Engineering Approach
- Normalized GitHub, CircleCI, scheduled, and manual triggers into a shared execution contract so downstream stages could remain independent of the source format.
- Split the pipeline into isolated stages for resource lookup, subscription and quota validation, test enrichment, infrastructure selection, and execution dispatch so each step could scale and fail independently.
- Routed API tests to a dedicated processor, web tests to AWS ECS-backed Playwright environments with browser selection based on requirements, and mobile tests to AWS Device Farm when devices were available.
- Introduced queue-based waiting with priority-aware scheduling so paid customers could receive shorter wait times than free-trial users when capacity was constrained.
- Added retry-aware failure handling and dead-letter processing so transient infrastructure issues could be retried instead of being marked failed immediately.

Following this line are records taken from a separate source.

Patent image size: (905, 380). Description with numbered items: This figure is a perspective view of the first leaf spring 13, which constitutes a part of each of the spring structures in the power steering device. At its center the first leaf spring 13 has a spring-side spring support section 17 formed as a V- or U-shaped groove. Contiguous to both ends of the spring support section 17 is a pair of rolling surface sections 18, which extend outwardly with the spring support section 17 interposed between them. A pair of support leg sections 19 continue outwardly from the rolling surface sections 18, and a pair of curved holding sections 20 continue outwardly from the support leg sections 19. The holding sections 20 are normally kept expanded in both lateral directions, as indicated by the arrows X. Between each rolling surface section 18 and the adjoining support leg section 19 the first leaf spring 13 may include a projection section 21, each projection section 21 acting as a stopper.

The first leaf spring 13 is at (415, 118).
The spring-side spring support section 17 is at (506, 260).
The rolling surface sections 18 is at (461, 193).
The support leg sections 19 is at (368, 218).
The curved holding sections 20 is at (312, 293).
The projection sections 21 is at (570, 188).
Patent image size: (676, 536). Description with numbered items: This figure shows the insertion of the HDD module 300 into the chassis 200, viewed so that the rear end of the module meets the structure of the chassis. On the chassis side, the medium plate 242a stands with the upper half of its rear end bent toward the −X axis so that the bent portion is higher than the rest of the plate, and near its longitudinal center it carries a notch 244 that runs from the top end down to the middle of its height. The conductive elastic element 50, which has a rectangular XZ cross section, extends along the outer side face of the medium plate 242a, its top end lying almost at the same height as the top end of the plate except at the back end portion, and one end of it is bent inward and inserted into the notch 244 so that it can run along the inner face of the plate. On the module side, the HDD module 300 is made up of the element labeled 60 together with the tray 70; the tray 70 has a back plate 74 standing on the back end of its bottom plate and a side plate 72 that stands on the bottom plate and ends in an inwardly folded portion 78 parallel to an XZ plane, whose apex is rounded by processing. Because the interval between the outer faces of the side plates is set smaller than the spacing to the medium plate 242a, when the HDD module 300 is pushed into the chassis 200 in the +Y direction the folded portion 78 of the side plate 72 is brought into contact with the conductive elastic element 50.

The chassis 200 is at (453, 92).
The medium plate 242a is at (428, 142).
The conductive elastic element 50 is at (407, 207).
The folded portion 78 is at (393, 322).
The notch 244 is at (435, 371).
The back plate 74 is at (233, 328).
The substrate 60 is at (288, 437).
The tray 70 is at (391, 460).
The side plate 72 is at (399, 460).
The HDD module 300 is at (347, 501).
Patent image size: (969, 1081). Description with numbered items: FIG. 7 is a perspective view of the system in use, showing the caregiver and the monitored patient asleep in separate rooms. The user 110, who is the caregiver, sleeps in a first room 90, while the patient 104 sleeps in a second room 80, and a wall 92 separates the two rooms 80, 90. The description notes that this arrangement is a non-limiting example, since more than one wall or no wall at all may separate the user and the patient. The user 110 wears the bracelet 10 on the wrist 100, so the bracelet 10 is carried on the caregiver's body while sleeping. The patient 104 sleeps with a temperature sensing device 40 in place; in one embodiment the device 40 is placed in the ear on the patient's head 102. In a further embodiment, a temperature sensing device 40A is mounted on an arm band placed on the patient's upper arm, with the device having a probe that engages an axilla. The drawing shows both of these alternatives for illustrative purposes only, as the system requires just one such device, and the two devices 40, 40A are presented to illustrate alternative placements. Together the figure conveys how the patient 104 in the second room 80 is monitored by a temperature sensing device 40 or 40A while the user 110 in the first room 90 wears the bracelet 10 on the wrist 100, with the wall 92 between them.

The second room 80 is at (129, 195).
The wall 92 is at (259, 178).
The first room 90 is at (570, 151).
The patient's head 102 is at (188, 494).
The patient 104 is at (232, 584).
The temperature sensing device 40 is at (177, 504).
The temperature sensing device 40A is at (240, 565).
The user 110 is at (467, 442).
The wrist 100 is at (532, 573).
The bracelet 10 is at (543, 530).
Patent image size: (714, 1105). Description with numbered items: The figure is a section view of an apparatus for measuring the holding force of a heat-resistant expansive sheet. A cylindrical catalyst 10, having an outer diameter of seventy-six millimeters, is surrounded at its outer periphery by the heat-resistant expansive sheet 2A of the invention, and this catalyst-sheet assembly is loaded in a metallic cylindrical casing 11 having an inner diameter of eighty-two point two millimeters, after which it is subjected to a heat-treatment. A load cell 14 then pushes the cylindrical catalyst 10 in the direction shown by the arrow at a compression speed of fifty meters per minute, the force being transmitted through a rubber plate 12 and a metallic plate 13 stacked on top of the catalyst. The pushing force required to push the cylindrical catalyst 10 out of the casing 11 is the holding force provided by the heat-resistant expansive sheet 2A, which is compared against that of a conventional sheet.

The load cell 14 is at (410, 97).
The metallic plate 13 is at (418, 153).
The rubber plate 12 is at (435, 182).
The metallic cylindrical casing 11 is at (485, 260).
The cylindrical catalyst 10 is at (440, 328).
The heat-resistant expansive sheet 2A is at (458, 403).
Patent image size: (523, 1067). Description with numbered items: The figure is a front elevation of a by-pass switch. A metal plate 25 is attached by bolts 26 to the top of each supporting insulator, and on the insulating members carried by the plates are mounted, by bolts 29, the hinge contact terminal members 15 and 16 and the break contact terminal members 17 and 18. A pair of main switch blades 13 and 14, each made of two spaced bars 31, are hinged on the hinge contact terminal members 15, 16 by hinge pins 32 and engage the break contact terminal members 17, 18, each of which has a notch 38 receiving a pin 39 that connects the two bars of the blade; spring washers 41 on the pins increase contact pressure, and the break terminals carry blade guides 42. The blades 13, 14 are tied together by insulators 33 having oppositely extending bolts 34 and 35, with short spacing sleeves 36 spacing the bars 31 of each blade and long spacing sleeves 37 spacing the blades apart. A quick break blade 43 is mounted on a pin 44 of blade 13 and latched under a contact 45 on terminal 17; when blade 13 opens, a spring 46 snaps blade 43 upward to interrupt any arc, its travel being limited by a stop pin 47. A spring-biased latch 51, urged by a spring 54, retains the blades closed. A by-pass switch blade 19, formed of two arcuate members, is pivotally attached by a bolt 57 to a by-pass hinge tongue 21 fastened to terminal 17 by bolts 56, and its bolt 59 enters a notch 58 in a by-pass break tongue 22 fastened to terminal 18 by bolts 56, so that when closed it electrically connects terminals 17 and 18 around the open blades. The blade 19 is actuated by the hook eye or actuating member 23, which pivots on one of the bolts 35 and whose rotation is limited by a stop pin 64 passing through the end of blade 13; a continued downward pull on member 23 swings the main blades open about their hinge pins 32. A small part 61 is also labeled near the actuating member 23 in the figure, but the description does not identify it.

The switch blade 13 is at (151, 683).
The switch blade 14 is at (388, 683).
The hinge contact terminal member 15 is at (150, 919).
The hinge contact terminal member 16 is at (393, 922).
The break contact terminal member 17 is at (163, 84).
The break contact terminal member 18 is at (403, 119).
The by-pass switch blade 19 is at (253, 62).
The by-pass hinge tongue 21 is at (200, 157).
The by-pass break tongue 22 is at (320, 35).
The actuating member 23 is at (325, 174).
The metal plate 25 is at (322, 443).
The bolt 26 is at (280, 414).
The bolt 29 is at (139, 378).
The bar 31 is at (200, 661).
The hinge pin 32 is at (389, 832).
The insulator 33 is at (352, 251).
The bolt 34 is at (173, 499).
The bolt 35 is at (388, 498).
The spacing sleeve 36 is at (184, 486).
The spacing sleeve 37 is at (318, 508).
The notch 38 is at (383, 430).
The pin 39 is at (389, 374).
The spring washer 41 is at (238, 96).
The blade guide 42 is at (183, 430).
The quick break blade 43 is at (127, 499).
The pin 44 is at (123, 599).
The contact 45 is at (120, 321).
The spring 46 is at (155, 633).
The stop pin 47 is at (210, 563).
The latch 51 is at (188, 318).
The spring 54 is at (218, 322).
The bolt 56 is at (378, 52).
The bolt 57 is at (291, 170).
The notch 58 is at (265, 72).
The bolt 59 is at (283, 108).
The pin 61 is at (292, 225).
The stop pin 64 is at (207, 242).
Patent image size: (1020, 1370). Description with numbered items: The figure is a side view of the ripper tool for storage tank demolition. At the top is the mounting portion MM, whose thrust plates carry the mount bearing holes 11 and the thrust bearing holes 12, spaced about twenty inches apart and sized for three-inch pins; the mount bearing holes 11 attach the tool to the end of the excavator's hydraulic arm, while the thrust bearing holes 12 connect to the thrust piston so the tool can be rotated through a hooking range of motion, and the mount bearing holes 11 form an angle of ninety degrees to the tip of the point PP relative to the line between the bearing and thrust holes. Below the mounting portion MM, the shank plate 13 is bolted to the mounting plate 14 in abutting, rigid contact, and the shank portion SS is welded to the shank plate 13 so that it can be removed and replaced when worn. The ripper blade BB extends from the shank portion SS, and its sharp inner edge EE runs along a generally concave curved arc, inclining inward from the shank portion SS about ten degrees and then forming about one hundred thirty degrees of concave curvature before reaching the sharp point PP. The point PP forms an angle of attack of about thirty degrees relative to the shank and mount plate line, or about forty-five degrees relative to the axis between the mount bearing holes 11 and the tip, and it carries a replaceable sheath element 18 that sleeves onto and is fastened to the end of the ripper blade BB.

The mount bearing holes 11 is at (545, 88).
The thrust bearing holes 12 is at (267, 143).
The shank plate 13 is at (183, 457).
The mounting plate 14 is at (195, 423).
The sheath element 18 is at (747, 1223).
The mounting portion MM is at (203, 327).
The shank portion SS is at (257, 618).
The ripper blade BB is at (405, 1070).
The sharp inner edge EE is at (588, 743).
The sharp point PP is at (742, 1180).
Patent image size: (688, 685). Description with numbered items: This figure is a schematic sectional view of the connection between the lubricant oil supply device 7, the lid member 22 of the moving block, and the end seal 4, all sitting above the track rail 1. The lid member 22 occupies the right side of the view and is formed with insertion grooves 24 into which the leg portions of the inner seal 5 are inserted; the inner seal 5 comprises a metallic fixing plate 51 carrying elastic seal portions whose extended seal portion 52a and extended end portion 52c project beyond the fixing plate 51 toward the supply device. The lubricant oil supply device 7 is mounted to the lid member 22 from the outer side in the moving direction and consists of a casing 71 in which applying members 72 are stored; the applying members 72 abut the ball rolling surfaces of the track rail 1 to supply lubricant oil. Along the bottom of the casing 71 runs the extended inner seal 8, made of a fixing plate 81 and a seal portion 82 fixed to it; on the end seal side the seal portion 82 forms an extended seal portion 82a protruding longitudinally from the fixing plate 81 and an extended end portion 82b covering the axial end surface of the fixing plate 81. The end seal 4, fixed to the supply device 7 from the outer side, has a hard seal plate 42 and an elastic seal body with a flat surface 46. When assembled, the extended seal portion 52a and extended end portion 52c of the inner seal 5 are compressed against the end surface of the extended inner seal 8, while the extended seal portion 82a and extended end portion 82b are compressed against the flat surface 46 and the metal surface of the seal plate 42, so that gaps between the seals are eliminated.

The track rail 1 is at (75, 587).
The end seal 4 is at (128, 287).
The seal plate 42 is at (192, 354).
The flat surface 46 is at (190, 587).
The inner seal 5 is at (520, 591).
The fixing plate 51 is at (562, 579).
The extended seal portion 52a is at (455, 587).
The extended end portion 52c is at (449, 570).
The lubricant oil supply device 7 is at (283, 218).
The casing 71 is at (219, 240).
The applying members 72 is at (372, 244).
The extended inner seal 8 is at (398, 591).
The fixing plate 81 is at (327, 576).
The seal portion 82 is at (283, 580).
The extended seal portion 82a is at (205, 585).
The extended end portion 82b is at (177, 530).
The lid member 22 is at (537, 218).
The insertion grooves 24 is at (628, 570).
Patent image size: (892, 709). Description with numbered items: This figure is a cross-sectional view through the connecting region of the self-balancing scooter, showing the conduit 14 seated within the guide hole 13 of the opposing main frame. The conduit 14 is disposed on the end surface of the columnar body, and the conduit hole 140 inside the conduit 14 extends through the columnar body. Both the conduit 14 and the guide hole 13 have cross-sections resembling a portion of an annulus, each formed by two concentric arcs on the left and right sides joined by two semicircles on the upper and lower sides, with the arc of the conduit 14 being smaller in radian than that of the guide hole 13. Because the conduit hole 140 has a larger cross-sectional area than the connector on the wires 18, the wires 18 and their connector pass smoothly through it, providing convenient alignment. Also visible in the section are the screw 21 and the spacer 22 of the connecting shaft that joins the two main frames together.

- Used separate queues and processors with explicit inputs and outputs to keep each stage independently scalable and prevent failures in one path from blocking the rest of the system.
Impact
- Handled large volumes of execution requests without overloading limited AWS capacity by staging work through independent queues and processors.
- Improved reliability and client visibility by recovering from transient infrastructure issues, preserving failed jobs, classifying failure causes, and surfacing accurate retry or failure status instead of dropping requests.